Although the study applies mostly to patients with moderate renal failure, it also indicated DOAC use in the severe category was plausible and possibly safe; further work is required. On the basis of current evidence, DOAC therapy is not available to most patients with CKD so the inconvenience of warfarin and similar agents is an added reason to avoid anticoagulation.
Left atrial appendage occlusion, by a catheter-based procedure or removal or occlusion of the appendage by minimally invasive surgery, has the potential to resolve the dilemma of stroke risk and bleeding risk in CKD patients. These interventions have been shown to have a similar efficacy to anticoagulation in preventing stroke in the general AF population, and the catheter-based approach compares favourably to either anticoagulation or no therapy in dialysis patients.90
Economic Impact of Arrhythmias in CKD
The economic impact of AF in CKD is difficult to quantify as it is a cumulative effect.
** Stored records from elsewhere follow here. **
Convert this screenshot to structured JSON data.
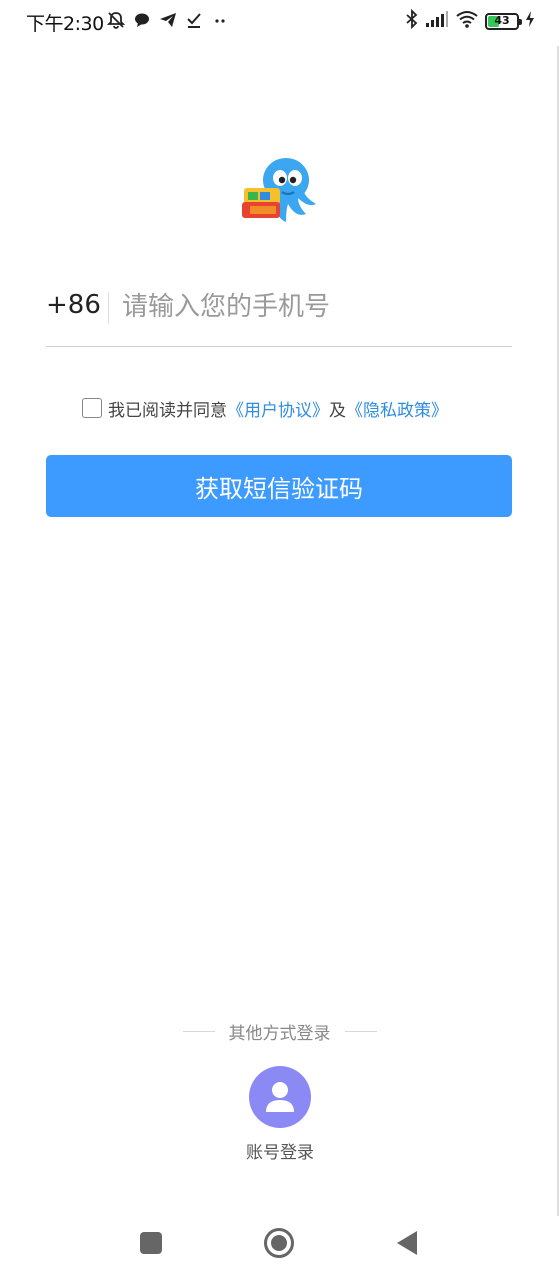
{
  "status_bar": {
    "time": "下午2:30",
    "battery_level": "43",
    "battery_fraction": 0.43
  },
  "login": {
    "country_code": "+86",
    "phone_placeholder": "请输入您的手机号",
    "agreement_prefix": "我已阅读并同意",
    "user_agreement": "《用户协议》",
    "agreement_conjunction": "及",
    "privacy_policy": "《隐私政策》",
    "sms_button_label": "获取短信验证码"
  },
  "other_login": {
    "title": "其他方式登录",
    "account_login_label": "账号登录"
  },
  "colors": {
    "accent": "#3d9bff",
    "link": "#2f8de4",
    "avatar_bg": "#8b8af5"
  }
}
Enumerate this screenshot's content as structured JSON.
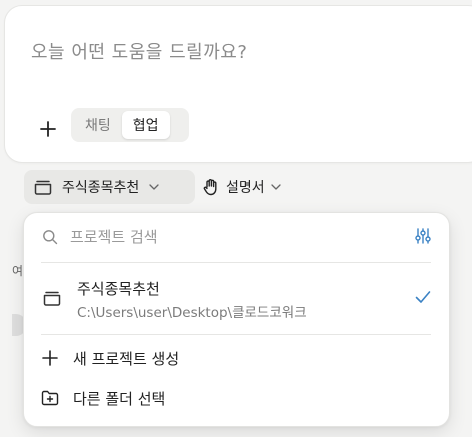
{
  "composer": {
    "placeholder": "오늘 어떤 도움을 드릴까요?",
    "modes": [
      {
        "label": "채팅",
        "active": false
      },
      {
        "label": "협업",
        "active": true
      }
    ]
  },
  "toolbar": {
    "project_label": "주식종목추천",
    "guide_label": "설명서"
  },
  "background": {
    "fragment": "여"
  },
  "dropdown": {
    "search_placeholder": "프로젝트 검색",
    "project": {
      "name": "주식종목추천",
      "path": "C:\\Users\\user\\Desktop\\클로드코워크",
      "selected": true
    },
    "new_project_label": "새 프로젝트 생성",
    "choose_folder_label": "다른 폴더 선택"
  },
  "colors": {
    "accent": "#3b82c4",
    "chip_bg": "#e8e8e6",
    "page_bg": "#f4f4f3"
  }
}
Catheter ablation is expensive, although the costs are improving.
A study based on a registry of 12,027 patients found that catheter ablation was relatively expensive, with first procedure success associated with a significantly lower cost than repeat ablations.91 As the likelihood of arrhythmia recurrence is higher in CKD patients, this is significant.
In comparison to pharmacotherapy, however, catheter ablation is an economically viable option. A cost-effectiveness systematic analysis comparing catheter ablation with pharmacotherapy for AF revealed that ablation therapy in the medium-to-long term was more cost-effective than medical therapy.92 This is probably influenced by the number of repeated hospital admissions associated with arrhythmias managed with pharmacological agents as well as the overall cost of these agents over the lifetime of a patient.
In patients with CKD, medical therapy with anti-arrhythmic agents is also difficult because of the side effects associated with them; the majority have proarrhythmic effects and the metabolic imbalances in CKD are likely to compound this further.
Cardiac rhythm management with device therapy also has upfront costs. In the heart failure patient, device therapy requires careful consideration of benefit and cost. In the CKD population, this is amplified as this cohort has an overall lower life expectancy than the general population.93
The evidence of benefit is also not as clear. There are additional risks to consider, including device infection and consequent treatments including transvenous lead extractions (Figure 6), which are costly. Leadless systems are increasingly prevalent and, although they carry a smaller risk of transvenous infections, they are far more expensive.94
Conclusion
Patients with CKD are vulnerable to arrhythmia for many reasons that are well understood and probably through other less familiar mechanisms. Management of arrhythmia is made more difficult by the presence of severe renal dysfunction, but therapeutic options are available and continue to evolve. Optimal management of arrhythmia not only improves the quality of life of many patients but can, in some cases, extend life and slow the progression of CKD.